That's a new page to add to my favorites
Oh yeah, I knew this was already a thing but it's fun to ponder what would change. There are always unintended consequences
The robots just need gustatory sensors so the selective pressure causes weeds to taste like corn? Like chicken (though I'm team 'default tetrapod flavoring').
That would be a neat outcome. If they taste like corn, we can keep them!
I realize this is new technology and thus won't hold up to current methods of weed control
But 25 acres a day is miniscule compared to current methods. I can spray ten times that in about four hours using a conventional high speed sprayer.
If you could keep them running 24/7 would it matter? Especially if they could be charged using solar or something.
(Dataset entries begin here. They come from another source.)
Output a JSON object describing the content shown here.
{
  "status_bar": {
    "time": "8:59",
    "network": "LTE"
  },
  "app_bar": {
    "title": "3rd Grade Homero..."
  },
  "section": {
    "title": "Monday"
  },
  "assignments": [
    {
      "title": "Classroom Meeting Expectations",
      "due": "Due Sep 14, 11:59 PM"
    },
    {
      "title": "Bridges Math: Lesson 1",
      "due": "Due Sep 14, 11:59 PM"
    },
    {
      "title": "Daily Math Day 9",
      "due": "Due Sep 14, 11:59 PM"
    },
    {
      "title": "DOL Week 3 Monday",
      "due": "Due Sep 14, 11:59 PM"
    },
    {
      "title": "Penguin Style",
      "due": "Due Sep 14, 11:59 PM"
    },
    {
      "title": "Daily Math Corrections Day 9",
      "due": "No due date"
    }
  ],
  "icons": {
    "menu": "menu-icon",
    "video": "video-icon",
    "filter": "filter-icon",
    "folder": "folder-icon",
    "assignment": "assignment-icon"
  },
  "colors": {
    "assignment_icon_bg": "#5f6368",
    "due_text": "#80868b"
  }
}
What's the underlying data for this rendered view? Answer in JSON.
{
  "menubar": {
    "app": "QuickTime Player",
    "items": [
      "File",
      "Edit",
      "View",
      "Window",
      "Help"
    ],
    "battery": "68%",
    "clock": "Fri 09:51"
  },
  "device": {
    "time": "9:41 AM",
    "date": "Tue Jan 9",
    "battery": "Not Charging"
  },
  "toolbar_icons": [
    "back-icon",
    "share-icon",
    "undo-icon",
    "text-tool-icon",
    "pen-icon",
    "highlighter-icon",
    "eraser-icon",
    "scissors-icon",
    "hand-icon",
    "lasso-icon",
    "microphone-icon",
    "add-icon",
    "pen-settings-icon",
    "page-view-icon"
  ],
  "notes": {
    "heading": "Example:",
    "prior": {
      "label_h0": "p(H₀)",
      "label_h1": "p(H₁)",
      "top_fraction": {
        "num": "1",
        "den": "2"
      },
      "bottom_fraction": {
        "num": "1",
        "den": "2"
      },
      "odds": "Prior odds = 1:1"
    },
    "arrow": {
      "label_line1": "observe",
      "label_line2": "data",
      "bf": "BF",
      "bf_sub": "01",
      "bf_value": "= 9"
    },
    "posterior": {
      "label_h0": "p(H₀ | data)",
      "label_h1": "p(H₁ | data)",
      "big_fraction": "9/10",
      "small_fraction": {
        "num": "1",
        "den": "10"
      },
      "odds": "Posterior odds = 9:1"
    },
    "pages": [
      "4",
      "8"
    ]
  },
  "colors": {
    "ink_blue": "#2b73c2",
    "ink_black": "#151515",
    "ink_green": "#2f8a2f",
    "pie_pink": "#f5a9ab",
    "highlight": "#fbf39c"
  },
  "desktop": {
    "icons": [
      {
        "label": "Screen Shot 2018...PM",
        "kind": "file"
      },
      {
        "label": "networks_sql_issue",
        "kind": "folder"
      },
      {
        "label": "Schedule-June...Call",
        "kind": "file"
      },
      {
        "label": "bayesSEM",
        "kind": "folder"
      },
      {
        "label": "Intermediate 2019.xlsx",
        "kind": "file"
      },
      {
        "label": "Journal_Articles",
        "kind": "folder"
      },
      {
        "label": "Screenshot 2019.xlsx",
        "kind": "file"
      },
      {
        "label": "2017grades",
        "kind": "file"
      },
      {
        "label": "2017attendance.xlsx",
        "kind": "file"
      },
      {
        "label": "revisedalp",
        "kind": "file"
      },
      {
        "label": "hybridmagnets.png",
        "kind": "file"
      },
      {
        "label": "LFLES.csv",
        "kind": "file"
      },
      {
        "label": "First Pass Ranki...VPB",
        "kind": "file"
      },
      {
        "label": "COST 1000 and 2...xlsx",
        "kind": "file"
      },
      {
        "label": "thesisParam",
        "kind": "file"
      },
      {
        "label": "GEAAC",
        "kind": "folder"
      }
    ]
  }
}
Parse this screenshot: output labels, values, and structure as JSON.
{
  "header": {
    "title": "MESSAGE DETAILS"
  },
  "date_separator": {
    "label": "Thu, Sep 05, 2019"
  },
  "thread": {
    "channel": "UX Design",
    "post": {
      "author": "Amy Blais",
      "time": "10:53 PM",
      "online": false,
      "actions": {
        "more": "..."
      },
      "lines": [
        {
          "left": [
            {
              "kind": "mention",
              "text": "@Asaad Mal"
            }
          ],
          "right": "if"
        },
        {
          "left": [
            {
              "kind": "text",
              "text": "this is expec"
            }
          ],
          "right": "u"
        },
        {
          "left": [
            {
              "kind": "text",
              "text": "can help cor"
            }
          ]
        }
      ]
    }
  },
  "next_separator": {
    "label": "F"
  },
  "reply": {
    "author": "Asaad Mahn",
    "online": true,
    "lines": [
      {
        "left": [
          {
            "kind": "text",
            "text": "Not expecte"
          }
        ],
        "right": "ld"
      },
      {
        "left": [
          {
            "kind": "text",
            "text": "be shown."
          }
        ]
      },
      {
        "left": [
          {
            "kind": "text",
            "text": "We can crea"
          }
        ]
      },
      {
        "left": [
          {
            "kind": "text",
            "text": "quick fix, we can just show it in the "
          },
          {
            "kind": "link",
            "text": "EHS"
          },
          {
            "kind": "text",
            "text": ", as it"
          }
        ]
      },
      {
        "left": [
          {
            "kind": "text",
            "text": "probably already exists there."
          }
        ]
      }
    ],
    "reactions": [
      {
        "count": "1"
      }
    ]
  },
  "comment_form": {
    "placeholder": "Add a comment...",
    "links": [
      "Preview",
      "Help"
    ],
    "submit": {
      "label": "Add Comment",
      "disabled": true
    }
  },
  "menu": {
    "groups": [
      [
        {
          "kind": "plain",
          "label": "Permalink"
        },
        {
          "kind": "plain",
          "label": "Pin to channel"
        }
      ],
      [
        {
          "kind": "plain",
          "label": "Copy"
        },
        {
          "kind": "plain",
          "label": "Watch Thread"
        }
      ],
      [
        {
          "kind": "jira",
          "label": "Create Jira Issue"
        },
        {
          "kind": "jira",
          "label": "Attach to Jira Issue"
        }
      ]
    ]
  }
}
Well the main issue is that you'd have to have a small army of these things to be effective. Weeds have a tendency to grow, so the best time to eliminate them is early in the season and well before they have an opportunity to reproduce. For anyone doing much more than a small (<100 acre) hobby farm, 25 acres a day just won't cut it.
There's really only a window of about 2-4 weeks during the season where you can eliminate weeds before they start to affect the growth of your crops and also before you're causing damage to the crops you want to grow (by driving over them)
I'm possibly misunderstanding your argument, but if you have 2 weeks to eliminate weeds, and this device can manage 25 acres per day, then you can accomplish 350 acres in that time period. As far as my research tells me that is about the average size of a typical organic farm in the U.S.. If you have 4 weeks and only need a single pass you could manage 700 acres with a single device and a single battery.
That said, I have a feeling this is going to be desired by small scale organic farmers for the time being, if at all.
I can't speak for organic farmers (because I'm not) but I can say that for standard farming operations in my location, 2500 acres is an average sized operation. We have more than one location larger than 300 acres.
I can't speculate on whether one pass with this would eliminate a sufficient amount of weeds, but I can say that our weed prevention program involves a burn-down spray before the seeds get in the ground followed by a secondary herbicide spray somewhere between the crops emerging and the crops being able to shade out competing plants (weeds) on their own
I suppose you could have a small army of these drones for the season. If that's too costly for an individual farm, someone centrally located to multiple farms could have the ground crew and rent them to each farm over the course of the two weeks.
In other words, it'd need to be cheaper than day labor to be economically sound.
The idea is to reduce use of harmful chemicals, there are going to be tradeoffs. That being said, 25 acres a day is pretty good considering its autonomous. Sure you can do it faster with a sprayer, but now you don't have to worry about it.
For sure. It is just an early model; it's not gonna be competitive yet.
There are somewhat similar improvements being made to limit how much a sprayer has to spray to be effective. I know a few companies are developing technology that will turn sections of the spray boom on or off depending on whether cameras sense a weed while you're driving through the field.
Less area to spray = less chemical to spray = less money spent on chemicals for that year
Catch is it's really prohibitively expensive at present. (Looking at you, John Deere....)
It also requires computer support and is likely fragile over time. How practical and cost effective it will be to implement ai, especially in low margin business like farming is a very good question. Servers are not free and not without environmental cost.
This robot won't be using any servers. It will have on-board graphics cards that can do the computer vision on the fly.
I wonder how much knowledge has transferred from Battle Bots / robot wars. When can we put lasers on our robot mowers to weed so we don't need to rely on fertilizer?